PM meets ‘last survivor’ of Warsaw Ghetto Uprising

Netanyahu and five ministers to hold talks with Polish counterparts.

June 9, 2013 23:39
1 minute read.
SIMCHA ROTEM (Kazik), the last survivor of the Warsaw Ghetto Uprising.

SIMCHA ROTEM (Kazik), the last survivor Warsaw uprising 370. (photo credit: Moshe Milner/GPO)

Three days before traveling to Poland for a governmentto- government meeting, Prime Minister Binyamin Netanyahu met on Sunday with Simcha Rotem (Kazik), described by the Prime Minister’s Office as the last survivor of the Warsaw Ghetto Uprising.

Rotem, 89, fought alongside Mordechai Anielewicz in the Jewish Combat Organization.

He told Netanyahu, as well as Education Minister Shai Piron and Immigrant Absorption Minister Sofa Landver, how he served as a liaison between the bunker inside the ghetto and the underground on the “Aryan” side of the city. He also explained how people were smuggled out of the ghetto through the sewage pipes.

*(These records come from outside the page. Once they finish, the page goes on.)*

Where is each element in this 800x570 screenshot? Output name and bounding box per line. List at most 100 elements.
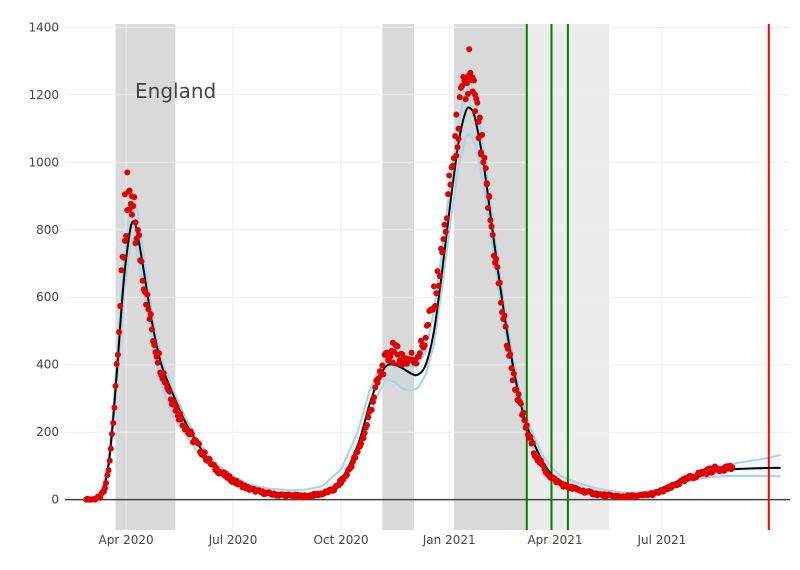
observed-point — [132, 240, 139, 247]
x-tick-label: Jul 2021 — [636, 533, 686, 547]
observed-point — [104, 472, 111, 479]
observed-point — [126, 187, 133, 194]
observed-point — [106, 457, 113, 464]
observed-point — [352, 454, 359, 461]
observed-point — [365, 414, 372, 421]
observed-point — [480, 159, 487, 166]
observed-point — [132, 219, 139, 226]
observed-point — [348, 463, 355, 470]
observed-point — [111, 404, 118, 411]
observed-point — [413, 360, 420, 367]
observed-point — [508, 365, 515, 372]
observed-point — [178, 416, 185, 423]
observed-point — [201, 449, 208, 456]
observed-point — [143, 301, 150, 308]
observed-point — [112, 383, 119, 389]
shaded-period-2 — [453, 24, 527, 530]
observed-point — [485, 205, 491, 211]
observed-point — [113, 360, 120, 367]
observed-point — [440, 236, 447, 243]
observed-point — [109, 431, 115, 437]
observed-point — [446, 172, 453, 179]
observed-point — [453, 111, 460, 118]
observed-point — [394, 343, 401, 350]
x-tick-label: Apr 2021 — [527, 533, 582, 547]
observed-point — [399, 351, 406, 358]
observed-point — [121, 237, 128, 244]
observed-point — [486, 193, 493, 199]
observed-point — [138, 258, 145, 265]
observed-point — [453, 152, 460, 159]
observed-point — [173, 403, 180, 410]
observed-point — [369, 398, 376, 405]
observed-point — [432, 302, 439, 309]
observed-point — [371, 394, 377, 401]
observed-point — [166, 388, 173, 395]
observed-point — [435, 282, 442, 289]
observed-point — [510, 370, 517, 377]
shaded-period-1 — [382, 24, 414, 530]
observed-point — [456, 94, 463, 101]
y-tick-label: 600 — [36, 290, 59, 304]
observed-point — [483, 181, 490, 188]
y-tick-label: 1400 — [28, 20, 59, 34]
observed-point — [206, 455, 213, 462]
observed-point — [478, 149, 484, 156]
observed-point — [455, 125, 462, 132]
y-tick-label: 800 — [36, 223, 59, 237]
observed-point — [520, 409, 527, 416]
observed-point — [515, 391, 522, 398]
observed-point — [497, 299, 504, 306]
observed-point — [408, 349, 415, 356]
observed-point — [103, 480, 110, 486]
observed-point — [403, 360, 410, 367]
observed-point — [439, 249, 446, 256]
observed-points — [83, 46, 736, 503]
observed-point — [507, 351, 514, 358]
vertical-markers — [525, 24, 770, 530]
observed-point — [116, 329, 123, 335]
observed-point — [380, 371, 387, 378]
observed-point — [475, 118, 482, 125]
observed-point — [465, 90, 471, 97]
y-tick-label: 200 — [36, 425, 59, 439]
observed-point — [358, 440, 365, 447]
observed-point — [114, 351, 121, 358]
observed-point — [379, 362, 386, 369]
observed-point — [421, 342, 428, 349]
observed-point — [156, 350, 162, 357]
x-tick-label: Apr 2020 — [99, 533, 154, 547]
observed-point — [487, 217, 494, 224]
y-tick-label: 1200 — [28, 88, 59, 102]
observed-point — [129, 211, 135, 218]
x-tick-label: Jul 2020 — [208, 533, 258, 547]
observed-point — [118, 267, 125, 274]
observed-point — [374, 379, 381, 386]
observed-point — [105, 467, 112, 474]
observed-point — [121, 191, 128, 198]
observed-point — [134, 227, 141, 233]
observed-point — [389, 359, 396, 366]
observed-point — [154, 359, 161, 366]
observed-point — [399, 361, 406, 368]
observed-point — [107, 445, 114, 452]
observed-point — [124, 169, 131, 176]
observed-point — [455, 136, 462, 142]
observed-point — [188, 431, 195, 438]
observed-point — [470, 77, 477, 84]
observed-point — [445, 191, 452, 198]
observed-point — [527, 433, 534, 440]
observed-point — [433, 290, 440, 297]
x-axis-ticks: Apr 2020 Jul 2020 Oct 2020 Jan 2021 Apr 2021… — [99, 533, 687, 547]
observed-point — [145, 306, 152, 313]
observed-point — [425, 321, 432, 328]
observed-point — [144, 291, 151, 298]
observed-point — [488, 223, 495, 230]
observed-point — [441, 221, 448, 228]
observed-point — [146, 316, 153, 323]
observed-point — [489, 231, 496, 238]
observed-point — [463, 75, 470, 81]
observed-point — [171, 399, 178, 405]
observed-point — [517, 400, 524, 407]
observed-point — [447, 181, 454, 188]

“We are a people known for its many talents, but ultimately these talents were not suited for the strength required of us to survive the horrors of the Holocaust,” said Netanyahu, who called Rotem a national and international hero.

Piron said Rotem “saw the human spirit over personal interest, and therefore did not hesitate to go back through the sewers to rescue his friends, Poles and Jews alike.”

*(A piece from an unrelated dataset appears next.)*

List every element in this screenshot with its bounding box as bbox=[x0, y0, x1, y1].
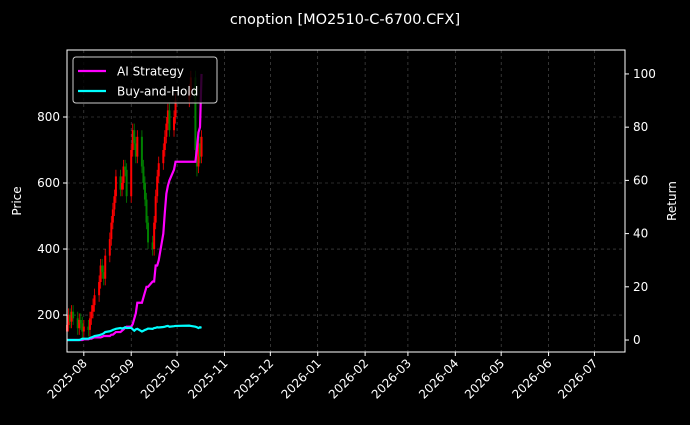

Netanyahu will be accompanied on his two-day visit to Poland by five of his ministers, who will hold talks with their Polish counterparts in Warsaw.

Netanyahu, according to a Channel 2 report, decided to appoint Public Security Minister Yitzhak Aharonovitch as his deputy prime minister during his absence. Unlike in his last term, Netanyahu has not named a permanent deputy prime minister.

In addition to going to Warsaw, Netanyahu will participate in the opening of the new permanent exhibition “Shoah” in Block 27 at the Auschwitz-Birkenau State Museum.

The exhibit was designed and built by Yad Vashem, in coordination with the Auschwitz-Birkenau State Museum, and funded by the state with assistance from the Claims Conference. A statement put out by Yad Vashem said the old exhibition at the concentration camp, dating to the 1960s Communist era, had become outdated in terms of both content and display, and most visitors to the camp chose not to enter it at all. In 2005, Israel charged Yad Vashem with renewing the exhibition, which also entailed the preservation of the original barrack.

The Yad Vashem statement said the new exhibition “presents the main elements of the Holocaust, placing the murder at Auschwitz-Birkenau in the larger context of the Nazis’ systematic attempt to exterminate the Jewish people.”